Я шагнул к нему, чтобы пистолет забрать, а он меня берет за голову и говорит:
– Тихо, сынок, не плачь…
Вот тут ввалились мужики – с пушками, с прикидами бронированными.
– Не надо, – говорит им Принц.
И я понимаю: если что, он меня просто грохнет. И еще понимаю: мне этого даже хочется. Как сказал бы Макаровна, жил грешно и помер смешно.
А один из них, такой угрюмый мужик, спрашивает, меня:
– Ты его сын?
– Нет, не сын, – говорю.
И вот тут злость во мне прямо дыбом встала – это ж он мою мамашку непутевую убил! Гад! Гадина, сука!…
– Стреляйте! – ору. – Убейте его!
И они выстрелили.
Я даже услышал, как у него палец на курке дернулся, даже представил себе, как боек ударяет в капсулу, как она зажигает порох в гильзе, как порох вздувается газом и толкает пулю с невозможной силой, а она катится по стволу все ближе к моей голове, все ближе…
Что ж в жизни своей дурацкой вспомнить, что напоследок понять надо? Какой такой в ней был смысл?
Не было смысла…
ФИГА В КАРМАНЕ
Турецкий понимал, что Принц убьет пацана. Поэтому кивнул своим, чтоб опустили оружие. Он знал, что это сейчас нужно. Он знал, что пацана вряд ли удастся спасти. Но он надеялся, потому что никогда так просто в лоб не пер. Всегда у него хитрость была припасена. Всегда какую-то фигу в кармане держал.
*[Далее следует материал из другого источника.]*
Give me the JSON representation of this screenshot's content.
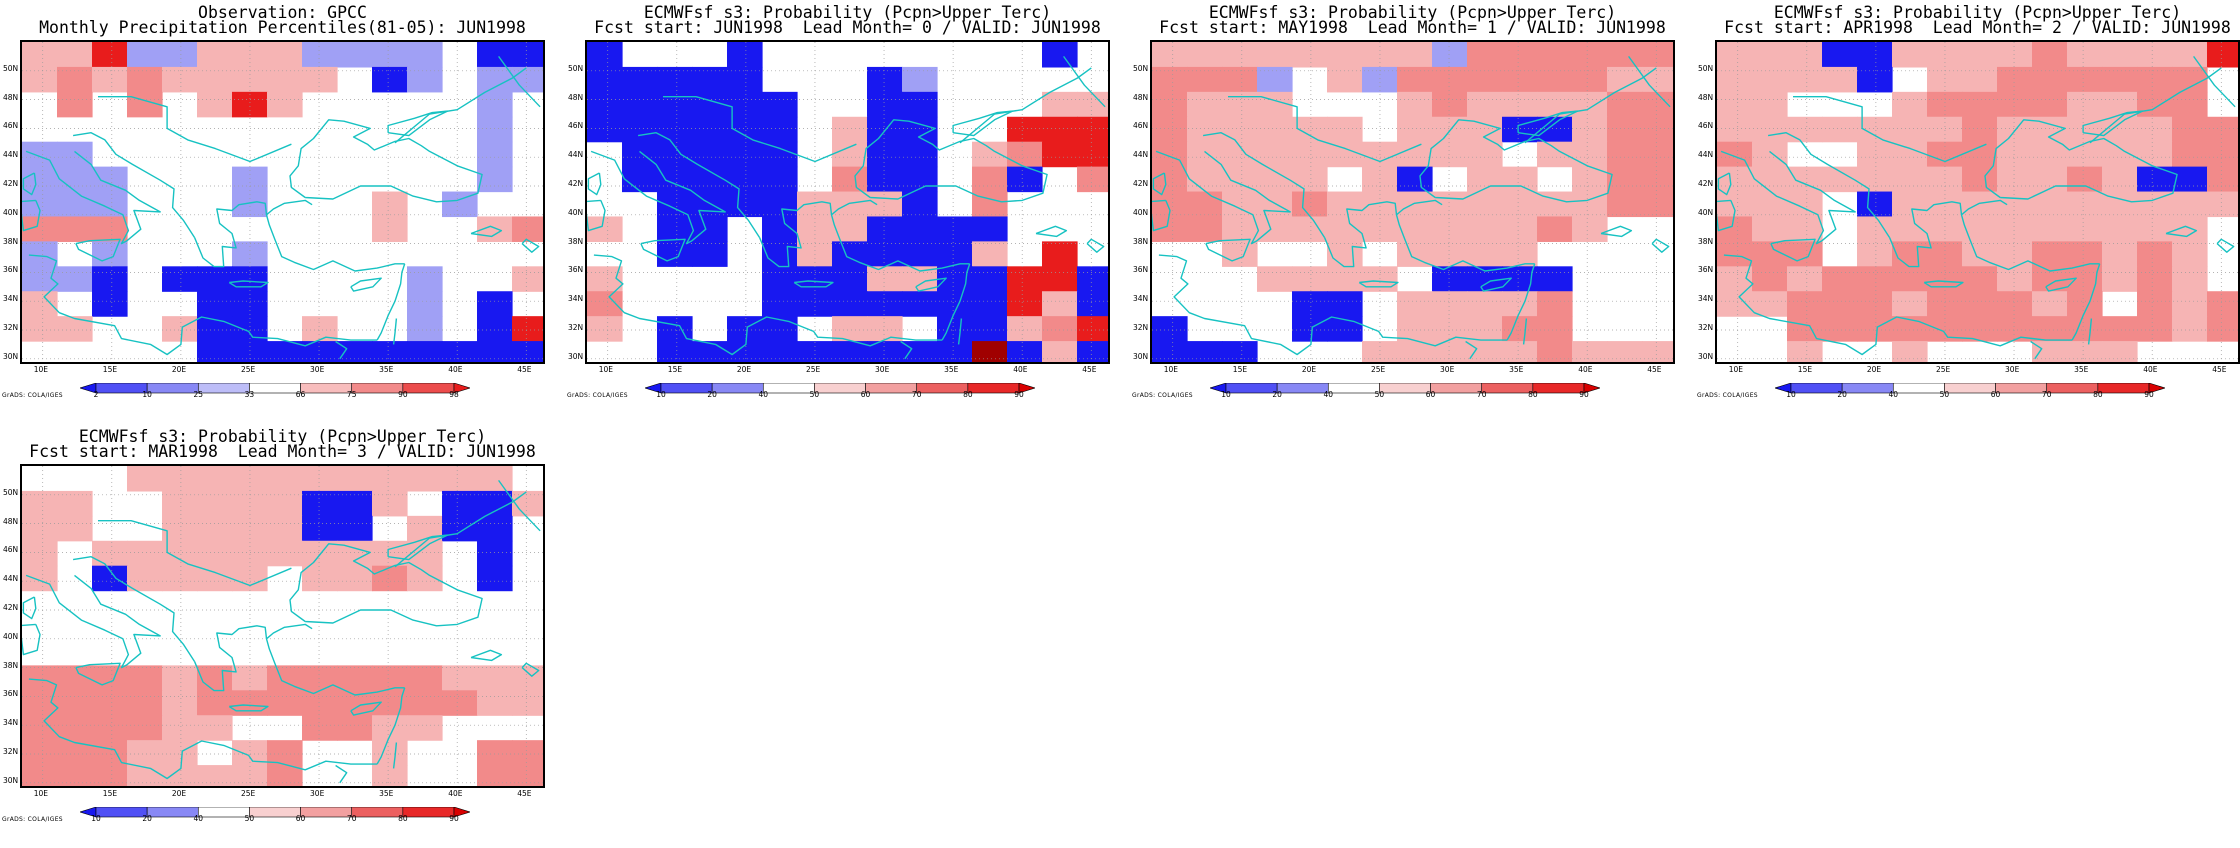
{
  "panels": [
    {
      "id": "obs",
      "title_line1": "Observation: GPCC",
      "title_line2": "Monthly Precipitation Percentiles(81-05): JUN1998",
      "scale": "percentile",
      "legend_labels": [
        "2",
        "10",
        "25",
        "33",
        "66",
        "75",
        "90",
        "98"
      ],
      "grid": [
        "HH0LLHHHLLLLWBB",
        "HMHMHHHHHWBLWLL",
        "WMWMWHRHWWWWWLW",
        "WWWWWWWWWWWWWLW",
        "LLWWWWWWWWWWWLW",
        "LLLWWWLWWWWWWLW",
        "LLLWWWLWWWHWLWW",
        "MMMWWWWWWWHWWHM",
        "LWLWWWLWWWWWWWW",
        "LLBWBBBWWWWLWWH",
        "HWBWWBBWWWWLWBW",
        "HHWWHBBWHWWLWBR",
        "WWWWWBBBBBBBBBB"
      ]
    },
    {
      "id": "lead0",
      "title_line1": "ECMWFsf s3: Probability (Pcpn>Upper Terc)",
      "title_line2": "Fcst start: JUN1998  Lead Month= 0 / VALID: JUN1998",
      "scale": "probability",
      "legend_labels": [
        "10",
        "20",
        "40",
        "50",
        "60",
        "70",
        "80",
        "90"
      ],
      "grid": [
        "BWWWBWWWWWWWWBW",
        "BBBBBWWWBLWWWWW",
        "BBBBBBWWBBWWWHH",
        "BBBBBBWHBBWWRRR",
        "WBBBBBWHBBWHMRR",
        "WBBBBBWMBBWMBWM",
        "WWBBBBHHHBWMWWW",
        "HWBBWBHHBBBBWWW",
        "WWBBWBHBBBBHWRW",
        "HWWWWBBBHHBBRRB",
        "MWWWWBBBBBBBRHB",
        "HWBWBBWHHWBBHMR",
        "WWBBBBBBBBBDBHB"
      ]
    },
    {
      "id": "lead1",
      "title_line1": "ECMWFsf s3: Probability (Pcpn>Upper Terc)",
      "title_line2": "Fcst start: MAY1998  Lead Month= 1 / VALID: JUN1998",
      "scale": "probability",
      "legend_labels": [
        "10",
        "20",
        "40",
        "50",
        "60",
        "70",
        "80",
        "90"
      ],
      "grid": [
        "HHHHHHHHLMMMMMM",
        "MMMLWHLMMMMMMHH",
        "MHHHWWWHMHHHHMM",
        "MHHHHHWHHHBBHMM",
        "MHHHHHHHHHWHHMM",
        "MHHHHWHBWHHWHMM",
        "MMHHMHHHHHHHHMM",
        "MMHHHHHHHHHMHWW",
        "WWHWWHWHHHHWWWW",
        "WWWHHHHWBBBBWWW",
        "WWWWBBWHHHHMWWW",
        "BWWWBBWHHHMMWWW",
        "BBBWWWHHHHHMHHH"
      ]
    },
    {
      "id": "lead2",
      "title_line1": "ECMWFsf s3: Probability (Pcpn>Upper Terc)",
      "title_line2": "Fcst start: APR1998  Lead Month= 2 / VALID: JUN1998",
      "scale": "probability",
      "legend_labels": [
        "10",
        "20",
        "40",
        "50",
        "60",
        "70",
        "80",
        "90"
      ],
      "grid": [
        "HHHBBHHHHMHHHHR",
        "HHHHBWHHMMMMMMW",
        "HHWWWHMMMMHHMMW",
        "HHHHHHHMHHHHHMM",
        "MHWWHHMMHHHHHMM",
        "HHHHHHHMHHMHBBM",
        "HHHWBHHHHHHHHHH",
        "MHHWHHHHHHHHHHW",
        "MMMWHMMHHMMHMHW",
        "HMHMMMMMHMMHMHW",
        "HHMMMHMMMHMWMHM",
        "WWMMMMMMMMMMMHM",
        "WWHWWHWWWHHHWWW"
      ]
    },
    {
      "id": "lead3",
      "title_line1": "ECMWFsf s3: Probability (Pcpn>Upper Terc)",
      "title_line2": "Fcst start: MAR1998  Lead Month= 3 / VALID: JUN1998",
      "scale": "probability",
      "legend_labels": [
        "10",
        "20",
        "40",
        "50",
        "60",
        "70",
        "80",
        "90"
      ],
      "grid": [
        "WWWHHHHHHHHHHHW",
        "HHWWHHHHBBHWBBH",
        "HHWWHHHHBBWHBBW",
        "HWHHHHHHHHHHWBW",
        "HWBHHHHWHHMHWBW",
        "WWWWWWWWWWWWWWW",
        "WWWWWWWWWWWWWWW",
        "WWWWWWWWWWWWWWW",
        "MMMMHMHMMMMMHHH",
        "MMMMHMMMMMMMMHH",
        "MMMMHHWWMMHHWWW",
        "MMMHHWHMWWHWWMM",
        "MMMHHHHMWWHWWMM"
      ]
    }
  ],
  "color_codes": {
    "W": "#ffffff",
    "L": "#a0a0f5",
    "B": "#1818f0",
    "H": "#f6b4b4",
    "M": "#f28a8a",
    "R": "#e81c1c",
    "D": "#a00000",
    "0": "#e81c1c"
  },
  "percentile_legend_colors": [
    "#1818f0",
    "#5050f5",
    "#8888f5",
    "#bdbdf8",
    "#ffffff",
    "#f8bdbd",
    "#f28a8a",
    "#ec4c4c",
    "#e81c1c"
  ],
  "probability_legend_colors": [
    "#1818f0",
    "#5050f5",
    "#8888f5",
    "#ffffff",
    "#f8d0d0",
    "#f2a0a0",
    "#ec6060",
    "#e82828",
    "#d80000"
  ],
  "lat_labels": [
    "50N",
    "48N",
    "46N",
    "44N",
    "42N",
    "40N",
    "38N",
    "36N",
    "34N",
    "32N",
    "30N"
  ],
  "lon_labels": [
    "10E",
    "15E",
    "20E",
    "25E",
    "30E",
    "35E",
    "40E",
    "45E"
  ],
  "credit": "GrADS: COLA/IGES",
  "coast_color": "#17c2c2"
}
– Убейте его, – попросил пацан.
Принц попятился к двери, толкнул ее ногой. Турецкий аж зубы сцепил. Фигня, конечно, так не бывает. Обязательно ведь запутаются, не туда выйдут, опоздают…
Нет, не опоздали. Они уже стояли в двери, которая вела в метро. Они, слава Богу, не запутались.
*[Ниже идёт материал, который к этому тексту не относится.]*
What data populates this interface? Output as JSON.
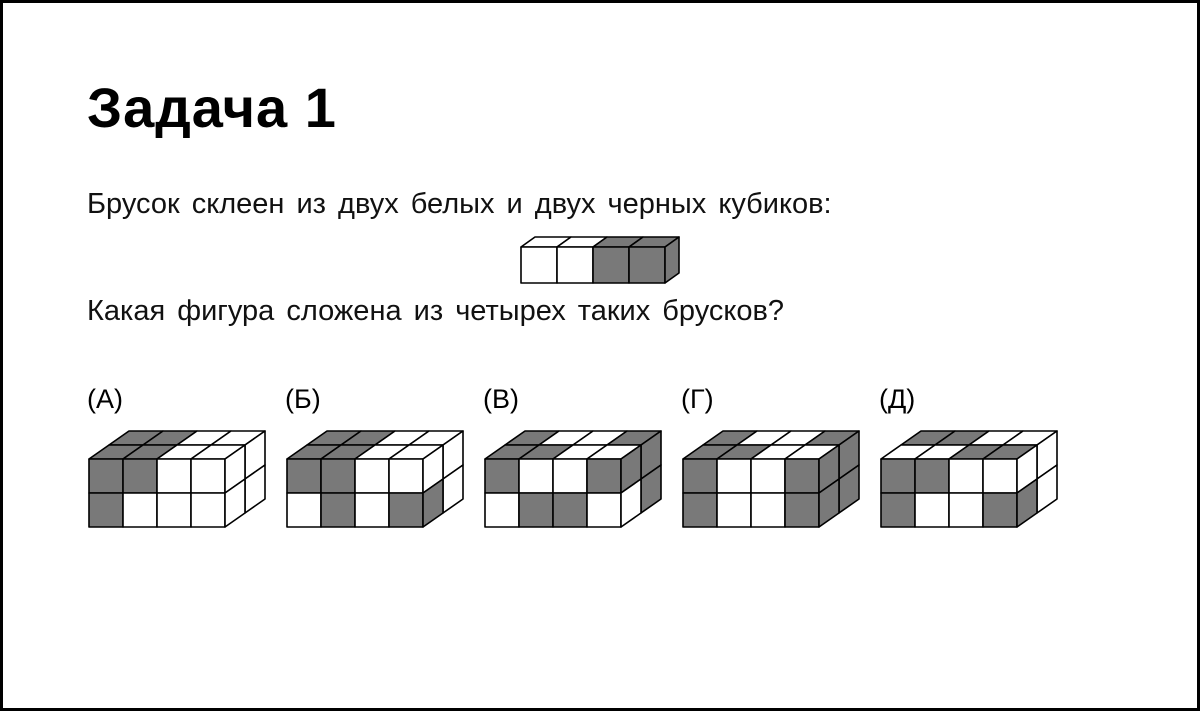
{
  "colors": {
    "white": "#ffffff",
    "dark": "#797979",
    "stroke": "#000000"
  },
  "title": "Задача 1",
  "text_line1": "Брусок склеен из двух белых и двух черных кубиков:",
  "text_line2": "Какая фигура сложена из четырех таких брусков?",
  "bar": {
    "type": "cube-row-3d",
    "cube_count": 4,
    "cube_size": 36,
    "iso_dx": 14,
    "iso_dy": 10,
    "colors": [
      "white",
      "white",
      "dark",
      "dark"
    ]
  },
  "options": [
    {
      "label": "(А)",
      "type": "cube-block-3d",
      "cols": 4,
      "rows": 2,
      "cube_size": 34,
      "iso_dx": 20,
      "iso_dy": 14,
      "front": [
        [
          "dark",
          "dark",
          "white",
          "white"
        ],
        [
          "dark",
          "white",
          "white",
          "white"
        ]
      ],
      "top": [
        [
          "dark",
          "dark",
          "white",
          "white"
        ],
        [
          "dark",
          "dark",
          "white",
          "white"
        ]
      ]
    },
    {
      "label": "(Б)",
      "type": "cube-block-3d",
      "cols": 4,
      "rows": 2,
      "cube_size": 34,
      "iso_dx": 20,
      "iso_dy": 14,
      "front": [
        [
          "dark",
          "dark",
          "white",
          "white"
        ],
        [
          "white",
          "dark",
          "white",
          "dark"
        ]
      ],
      "top": [
        [
          "dark",
          "dark",
          "white",
          "white"
        ],
        [
          "dark",
          "dark",
          "white",
          "white"
        ]
      ]
    },
    {
      "label": "(В)",
      "type": "cube-block-3d",
      "cols": 4,
      "rows": 2,
      "cube_size": 34,
      "iso_dx": 20,
      "iso_dy": 14,
      "front": [
        [
          "dark",
          "white",
          "white",
          "dark"
        ],
        [
          "white",
          "dark",
          "dark",
          "white"
        ]
      ],
      "top": [
        [
          "dark",
          "dark",
          "white",
          "white"
        ],
        [
          "dark",
          "white",
          "white",
          "dark"
        ]
      ]
    },
    {
      "label": "(Г)",
      "type": "cube-block-3d",
      "cols": 4,
      "rows": 2,
      "cube_size": 34,
      "iso_dx": 20,
      "iso_dy": 14,
      "front": [
        [
          "dark",
          "white",
          "white",
          "dark"
        ],
        [
          "dark",
          "white",
          "white",
          "dark"
        ]
      ],
      "top": [
        [
          "dark",
          "dark",
          "white",
          "white"
        ],
        [
          "dark",
          "white",
          "white",
          "dark"
        ]
      ]
    },
    {
      "label": "(Д)",
      "type": "cube-block-3d",
      "cols": 4,
      "rows": 2,
      "cube_size": 34,
      "iso_dx": 20,
      "iso_dy": 14,
      "front": [
        [
          "dark",
          "dark",
          "white",
          "white"
        ],
        [
          "dark",
          "white",
          "white",
          "dark"
        ]
      ],
      "top": [
        [
          "white",
          "white",
          "dark",
          "dark"
        ],
        [
          "dark",
          "dark",
          "white",
          "white"
        ]
      ]
    }
  ]
}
Одним выстрелом – и прямо в затылок.
Рука Принца дернулась. Но нет, нет. Спецназовец выстрелил метко. Не выстрелил он. Не успел.
Упали они вместе с пацаном.
Того как подкосило. Видно, с жизнью уже распрощался.
Бывает…
ЭПИЛОГ
Жена Турецкого Ирина вернулась домой через два дня.
Турецкий успел прибрать в этому времени квартиру. Даже продуктов каких-то накупил, чтоб все чин чином. И, надо сказать, вся суета ему была в радость. Он с остервенением мыл пол и окна, словно с себя смывал и всю грязь, и кровь, которой нахлебался за последние дни.
Грязнов подчищал концы следственного дела, которых оказалось немало – ниточка-то тянулась на кавказскую войну. Гиббоновскую банду тоже пришлось до конца раскручивать, но там уже все сыпалось легко.
И Турецкому стало скучно. Нет, он, конечно, ходил на работу, допрашивал свидетелей и обвиняемых, проводил очные ставки, писал постановления… Всплывали невероятные подробности. И с паромом «Рената», и с приисковым вертолетом, и с «афганцами». Оказалось вдруг, что убийство гаишника тоже каким-то образом связано с Принцем. Пули оказались из арсенала Кторова. Чем уже ему гаишник не угодил?
Но была область, где Турецкому никак скучно не было.
Вэлла.
Он, конечно, поговорил с ней. Она, конечно, все поняла. Она уехала. Но, Господи-Боже, как же это было трудно!
– Саш, – сказала жена, – устал? Тяжело, да?
После ужина они сидели на кухне и ждали, чтобы наступил момент легкости и родства. Ирина что-то почувствовала, какое-то отчуждение, а он понимал, что прикоснуться к ней сейчас не сможет, вранье получится.
– Ну, ты не переживай, – сказала Ирка тихо. – Я тоже от тебя немного отвыкла. Такова жизнь…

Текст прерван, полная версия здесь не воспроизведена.